Таня достаточно умна, чтоб понять и оправдать…
Это началось с того, что меня вызвал новый заведующий школой Иван Суков.
Он сидел в граубевском кабинете за большим директорским столом с тумбами, упирающимися в пол львиными лапами, пил чай из железной кружки в скупую прикусочку от ломтя ржаного хлеба, аккуратно положенного на газету.
— Мне вроде бы не след по-бабьи нос совать в молодые дела, где есть сплошной интим, — начал он сумрачно и решительно, — но боюсь, как бы ты, пролетарий, за красивые глазки свою кровную революцию не продал.
— Ты это о чем? — спросил я.
Я был учеником, Иван Суков заведующим. Мне едва исполнилось четырнадцать лет, Сукову где-то под тридцать. Но такой уж порядок — нет старших, нет младших, все равны, любой и каждый имел право называть главу школы на «ты», иначе тот мог не на шутку обидеться: «Ты эти барские церемонии брось. Тут тебе не старый режим».
— Сам догадываешься, о чем. В истории, брат, примеры тому были наглядные. Вспомни Степана Разина. На что твердый мужик, да тоже чуть по пьянке не влип — на княжну позарился, законное негодование масс вызвал: «Нас на бабу променял». Так-то. Хорошо еще вовремя спохватился, классово чуждый княжеский элемент в набежавшую волну бросил.
— При чем тут княжна?
— Дочь прихвостня крупного капиталиста, твоего скрытого врага, княжны стоит.
— Да какой же Иван Семенович мне враг? Он учил меня, помогал. От отца я ни сапог, ни валенок в жизни не получал, а Иван Семенович в первый же год мне купил.
— Валенки… А он их сам катал? Катал-то их какой-нибудь мытарь, вроде твоего отца. Один Граубе юшку с рабочих жал, да так, что сам сожрать не мог, братцу подкидывал, мол, на спасение твоей и моей души букварей купи ребятишкам, валенки на крайнюю нуждишку подкинь, чтоб мы оба красиво гляделись, чтоб нас простаки хвалили. Семейка разбойничков, донага на морозе разденут и пуговицу от рубахи отдадут — грейся, милок, в ножки кланяйся. Темнота ты темнота, классовой ненависти в тебе ни на понюшку.
Иван Суков смотрел с суровой прямотой в зрачки.
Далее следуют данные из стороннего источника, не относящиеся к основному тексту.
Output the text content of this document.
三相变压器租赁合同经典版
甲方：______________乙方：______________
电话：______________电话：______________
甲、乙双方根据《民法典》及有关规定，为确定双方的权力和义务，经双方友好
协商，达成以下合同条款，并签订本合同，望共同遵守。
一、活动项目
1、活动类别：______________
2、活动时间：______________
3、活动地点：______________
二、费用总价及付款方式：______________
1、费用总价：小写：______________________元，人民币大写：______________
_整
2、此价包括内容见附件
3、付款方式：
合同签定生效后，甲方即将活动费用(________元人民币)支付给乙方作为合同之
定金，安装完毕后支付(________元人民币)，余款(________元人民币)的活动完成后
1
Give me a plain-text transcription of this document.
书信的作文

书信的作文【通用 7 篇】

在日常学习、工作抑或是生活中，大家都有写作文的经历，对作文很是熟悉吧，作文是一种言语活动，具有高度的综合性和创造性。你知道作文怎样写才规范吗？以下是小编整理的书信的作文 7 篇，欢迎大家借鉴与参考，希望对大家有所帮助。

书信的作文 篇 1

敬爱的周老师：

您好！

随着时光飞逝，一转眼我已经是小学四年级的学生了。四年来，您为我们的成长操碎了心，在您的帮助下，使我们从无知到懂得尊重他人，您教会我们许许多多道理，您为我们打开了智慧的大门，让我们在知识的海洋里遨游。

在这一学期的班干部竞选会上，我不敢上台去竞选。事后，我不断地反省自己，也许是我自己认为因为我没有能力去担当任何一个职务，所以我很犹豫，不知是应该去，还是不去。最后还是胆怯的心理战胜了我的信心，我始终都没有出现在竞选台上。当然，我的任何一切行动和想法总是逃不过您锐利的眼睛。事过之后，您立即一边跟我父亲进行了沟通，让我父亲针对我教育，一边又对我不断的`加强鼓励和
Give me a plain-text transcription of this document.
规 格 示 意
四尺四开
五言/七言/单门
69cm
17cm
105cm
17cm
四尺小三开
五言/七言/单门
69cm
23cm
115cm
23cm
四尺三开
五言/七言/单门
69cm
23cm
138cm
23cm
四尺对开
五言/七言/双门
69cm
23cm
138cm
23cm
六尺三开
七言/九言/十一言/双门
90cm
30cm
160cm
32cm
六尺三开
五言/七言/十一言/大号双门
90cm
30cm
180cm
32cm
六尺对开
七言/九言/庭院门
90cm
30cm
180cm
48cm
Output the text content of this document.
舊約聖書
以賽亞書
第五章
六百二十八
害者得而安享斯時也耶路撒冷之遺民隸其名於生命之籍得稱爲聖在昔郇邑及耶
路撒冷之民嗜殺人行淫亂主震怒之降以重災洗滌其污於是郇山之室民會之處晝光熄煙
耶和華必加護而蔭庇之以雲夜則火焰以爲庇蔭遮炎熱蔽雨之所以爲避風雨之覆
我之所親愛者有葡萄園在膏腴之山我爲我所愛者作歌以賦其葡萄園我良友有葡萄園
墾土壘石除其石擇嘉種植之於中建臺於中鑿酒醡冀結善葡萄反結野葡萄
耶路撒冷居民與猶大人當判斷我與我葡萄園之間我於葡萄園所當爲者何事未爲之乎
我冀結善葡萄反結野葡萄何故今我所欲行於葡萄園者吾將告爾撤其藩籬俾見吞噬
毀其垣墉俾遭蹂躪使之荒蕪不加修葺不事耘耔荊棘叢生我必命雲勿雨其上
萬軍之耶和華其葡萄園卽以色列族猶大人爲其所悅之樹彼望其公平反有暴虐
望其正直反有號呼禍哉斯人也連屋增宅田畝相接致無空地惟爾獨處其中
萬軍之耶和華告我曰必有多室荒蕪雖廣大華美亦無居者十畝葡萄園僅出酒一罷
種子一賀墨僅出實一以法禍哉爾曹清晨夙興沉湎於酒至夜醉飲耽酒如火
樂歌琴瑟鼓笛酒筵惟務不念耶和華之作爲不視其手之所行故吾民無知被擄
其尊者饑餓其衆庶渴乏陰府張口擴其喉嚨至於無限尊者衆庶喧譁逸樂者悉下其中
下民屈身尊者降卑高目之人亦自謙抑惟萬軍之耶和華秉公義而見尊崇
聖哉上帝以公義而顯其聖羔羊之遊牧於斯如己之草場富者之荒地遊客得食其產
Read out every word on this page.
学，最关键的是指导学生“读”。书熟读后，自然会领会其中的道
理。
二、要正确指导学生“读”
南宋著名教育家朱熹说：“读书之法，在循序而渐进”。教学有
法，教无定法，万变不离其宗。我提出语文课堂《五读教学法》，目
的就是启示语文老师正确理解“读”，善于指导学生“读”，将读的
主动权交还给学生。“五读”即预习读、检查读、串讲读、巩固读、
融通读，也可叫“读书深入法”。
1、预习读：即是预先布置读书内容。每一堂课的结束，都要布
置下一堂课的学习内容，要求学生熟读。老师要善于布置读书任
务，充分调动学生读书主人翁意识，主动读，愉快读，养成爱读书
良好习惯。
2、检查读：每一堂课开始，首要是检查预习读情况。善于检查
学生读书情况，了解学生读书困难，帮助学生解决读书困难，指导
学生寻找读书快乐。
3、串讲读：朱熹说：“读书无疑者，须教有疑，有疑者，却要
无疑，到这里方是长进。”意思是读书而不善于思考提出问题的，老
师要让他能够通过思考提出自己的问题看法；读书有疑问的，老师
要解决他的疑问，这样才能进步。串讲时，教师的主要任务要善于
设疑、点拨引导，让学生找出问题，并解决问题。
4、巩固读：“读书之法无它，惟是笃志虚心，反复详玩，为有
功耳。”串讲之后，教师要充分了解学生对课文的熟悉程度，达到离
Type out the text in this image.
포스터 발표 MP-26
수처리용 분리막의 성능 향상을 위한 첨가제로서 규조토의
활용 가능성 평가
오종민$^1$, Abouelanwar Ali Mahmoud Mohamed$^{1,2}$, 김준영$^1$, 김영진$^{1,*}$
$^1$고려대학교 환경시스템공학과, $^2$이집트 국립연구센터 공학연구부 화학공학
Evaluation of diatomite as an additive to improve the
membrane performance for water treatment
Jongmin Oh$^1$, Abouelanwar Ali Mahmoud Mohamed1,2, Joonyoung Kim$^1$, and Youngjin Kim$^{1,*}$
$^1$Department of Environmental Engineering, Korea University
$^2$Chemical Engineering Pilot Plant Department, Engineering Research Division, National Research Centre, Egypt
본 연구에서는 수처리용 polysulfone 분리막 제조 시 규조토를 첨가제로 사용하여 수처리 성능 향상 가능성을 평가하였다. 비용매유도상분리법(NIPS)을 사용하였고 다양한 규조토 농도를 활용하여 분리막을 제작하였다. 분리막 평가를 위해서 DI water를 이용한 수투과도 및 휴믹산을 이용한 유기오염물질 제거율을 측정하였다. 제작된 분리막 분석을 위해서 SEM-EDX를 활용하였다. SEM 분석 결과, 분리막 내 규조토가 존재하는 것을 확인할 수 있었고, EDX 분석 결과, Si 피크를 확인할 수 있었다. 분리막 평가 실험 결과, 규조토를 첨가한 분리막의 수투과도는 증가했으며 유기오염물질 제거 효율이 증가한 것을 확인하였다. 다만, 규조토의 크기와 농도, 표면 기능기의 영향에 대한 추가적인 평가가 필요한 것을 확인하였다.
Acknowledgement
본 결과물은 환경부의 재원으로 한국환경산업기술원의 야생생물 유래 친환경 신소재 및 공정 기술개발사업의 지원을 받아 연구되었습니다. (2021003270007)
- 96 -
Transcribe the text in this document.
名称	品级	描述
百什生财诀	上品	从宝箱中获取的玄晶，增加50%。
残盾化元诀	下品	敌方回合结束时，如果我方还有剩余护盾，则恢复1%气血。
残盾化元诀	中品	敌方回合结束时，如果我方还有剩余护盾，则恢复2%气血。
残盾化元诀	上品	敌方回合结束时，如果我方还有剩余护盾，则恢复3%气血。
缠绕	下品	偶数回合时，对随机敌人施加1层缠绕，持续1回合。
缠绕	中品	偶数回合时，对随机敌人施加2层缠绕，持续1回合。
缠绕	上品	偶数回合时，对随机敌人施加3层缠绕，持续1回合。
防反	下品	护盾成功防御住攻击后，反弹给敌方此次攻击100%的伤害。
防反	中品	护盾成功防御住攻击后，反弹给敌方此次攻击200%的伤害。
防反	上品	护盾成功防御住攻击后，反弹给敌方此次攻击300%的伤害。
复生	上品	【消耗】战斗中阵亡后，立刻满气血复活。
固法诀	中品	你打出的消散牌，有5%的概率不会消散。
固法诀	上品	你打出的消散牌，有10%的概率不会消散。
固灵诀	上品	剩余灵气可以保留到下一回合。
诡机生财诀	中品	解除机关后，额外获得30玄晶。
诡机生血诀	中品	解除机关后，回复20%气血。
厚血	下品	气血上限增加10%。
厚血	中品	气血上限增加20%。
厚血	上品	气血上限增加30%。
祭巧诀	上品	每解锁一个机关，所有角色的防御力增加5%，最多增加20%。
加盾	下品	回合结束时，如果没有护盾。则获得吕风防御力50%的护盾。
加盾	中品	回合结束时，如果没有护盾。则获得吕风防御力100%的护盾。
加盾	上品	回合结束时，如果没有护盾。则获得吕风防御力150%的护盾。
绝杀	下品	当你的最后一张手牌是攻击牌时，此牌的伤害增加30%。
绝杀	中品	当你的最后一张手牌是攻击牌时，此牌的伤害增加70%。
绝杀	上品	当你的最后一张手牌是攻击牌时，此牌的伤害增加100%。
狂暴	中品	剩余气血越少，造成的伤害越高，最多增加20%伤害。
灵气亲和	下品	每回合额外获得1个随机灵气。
Я и сам понимал: какую-то уступочку себе делаю, закрываю глаза на то, что Иван Семенович не совсем свой для революции человек. Ну, а мой отец, чем он революции помог? Как тачал раньше сапоги, так и теперь тачает, как пил прежде горькую, так и теперь заливает. Но на моего-то отца Суков не замахивается. И я как умел выложил ему это. Иван Суков спокойно возразил:
— Твой отец в стороне, а почему? Темный он элемент. Просвети его, научи, открой глаза, будет свой. А почему в стороне этот Граубе — от темноты, от неучености? То-то и оно, что он нас сам учить собирается. Он нас, а не мы его.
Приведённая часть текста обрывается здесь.